Per-Shard Transaction Log
The Elasticsearch transaction log makes sure that data can safely be indexed into Elasticsearch without having to perform elasticsearch flush which actually triggers a low-level Lucene commit for every document. Committing a Lucene index creates a new segment on the Lucene level which is fsync()-ed and results in a significant amount of disk I/O which affects performance.
In order to accept a document for indexing and make it searchable without requiring a full Lucene commit, Elasticsearch adds it to the Lucene IndexWriter and appends it to the transaction log. After each refresh_interval it will call elasticsearch refresh which actually triggers reopen() on the Lucene indexes and will make the data searchable without requiring a commit.

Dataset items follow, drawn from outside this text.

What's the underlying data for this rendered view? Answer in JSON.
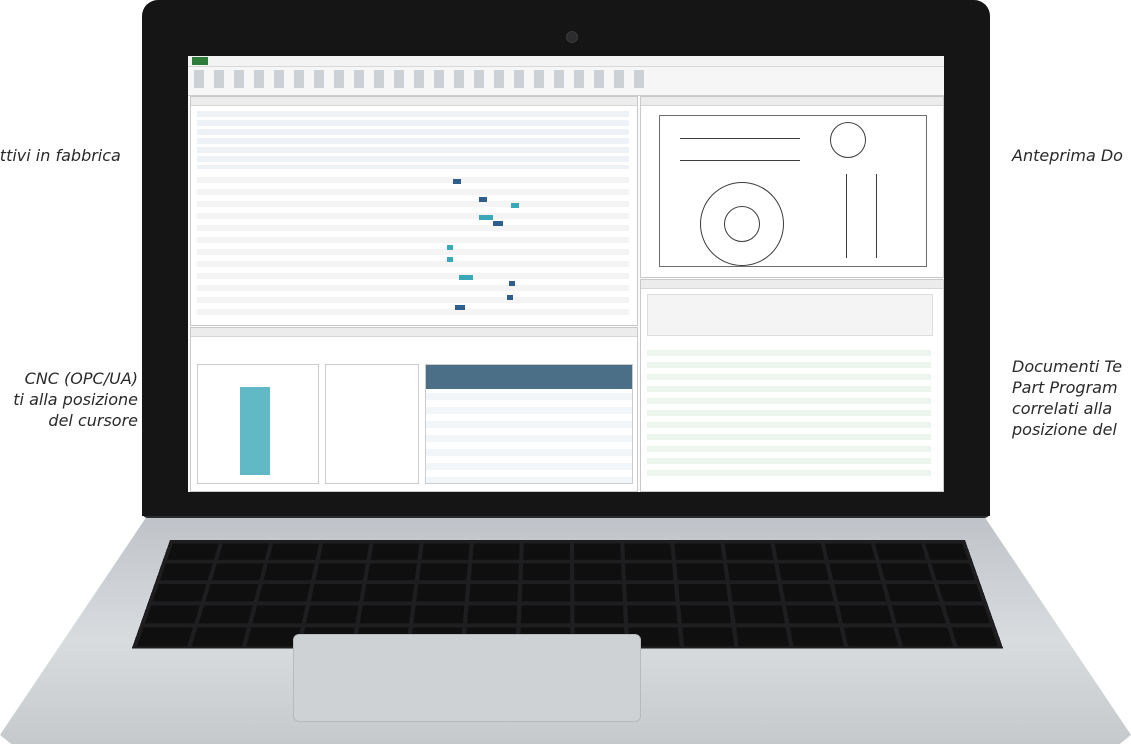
{
  "captions": {
    "left_top": "attivi in fabbrica",
    "left_bottom_1": "CNC (OPC/UA)",
    "left_bottom_2": "ti alla posizione",
    "left_bottom_3": "del cursore",
    "right_top": "Anteprima Do",
    "right_bottom_1": "Documenti Te",
    "right_bottom_2": "Part Program",
    "right_bottom_3": "correlati alla",
    "right_bottom_4": "posizione del"
  },
  "colors": {
    "ribbon_accent": "#2f7d3a",
    "gantt_blue": "#2f5d8c",
    "gantt_cyan": "#3aa8b8",
    "table_header": "#4b6f86"
  }
}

This is part of the Lucene Near Real Time API. When the IndexWriter eventually commits due to either an automatic flush of the transaction log or due to an explicit flush operation, the previous transaction log is discarded and a new one takes its place.
Should recovery be required, the segments written to disk in Lucene will be recovered first, then the transaction log will be replayed in order to prevent the loss of operations not yet fully committed to disk.
Lucene Index Files
Lucene has done a good job at documenting the files in the Lucene index directory, reproduced here for your convenience:
Name | Extension | Brief Description |
---|---|---|
Segments File | segments_N | Stores information about a commit point |
Lock File | write.lock | The Write lock prevents multiple IndexWriters from writing to the same file. |
Segment Info | .si | Stores metadata about a segment |
Compound File | .cfs, .cfe | An optional “virtual” file consisting of all the other index files for systems that frequently run out of file handles. |
Fields | .fnm | Stores information about the fields |
Field Index | .fdx | Contains pointers to field data |
Field Data | .fdt | The stored fields for documents |
Term Dictionary | .tim | The term dictionary, stores term info |
Term Index | .tip | The index into the Term Dictionary |
Frequencies | .doc | Contains the list of docs which contain each term along with frequency |
Positions | .pos | Stores position information about where a term occurs in the index |
Payloads | .pay | Stores additional per-position metadata information such as character offsets and user payloads |
Norms .nvd, | .nvm | Encodes length and boost factors for docs and fields |
Per-Document Values | .dvd, .dvm | Encodes additional scoring factors or other per-document information. |
Term Vector Index | .tvx | Stores offset into the document data file |
Term Vector Documents | .tvd | Contains information about each document that has term vectors |
Term Vector Fields | .tvf | The field level info about term vectors |
Live Documents | .liv | Info about what files are live |
When using the Compound File format (default in 1.4 and greater) all these files (except for the Segment info file, the Lock file, and Deleted documents file) are collapsed into a single .cfs file.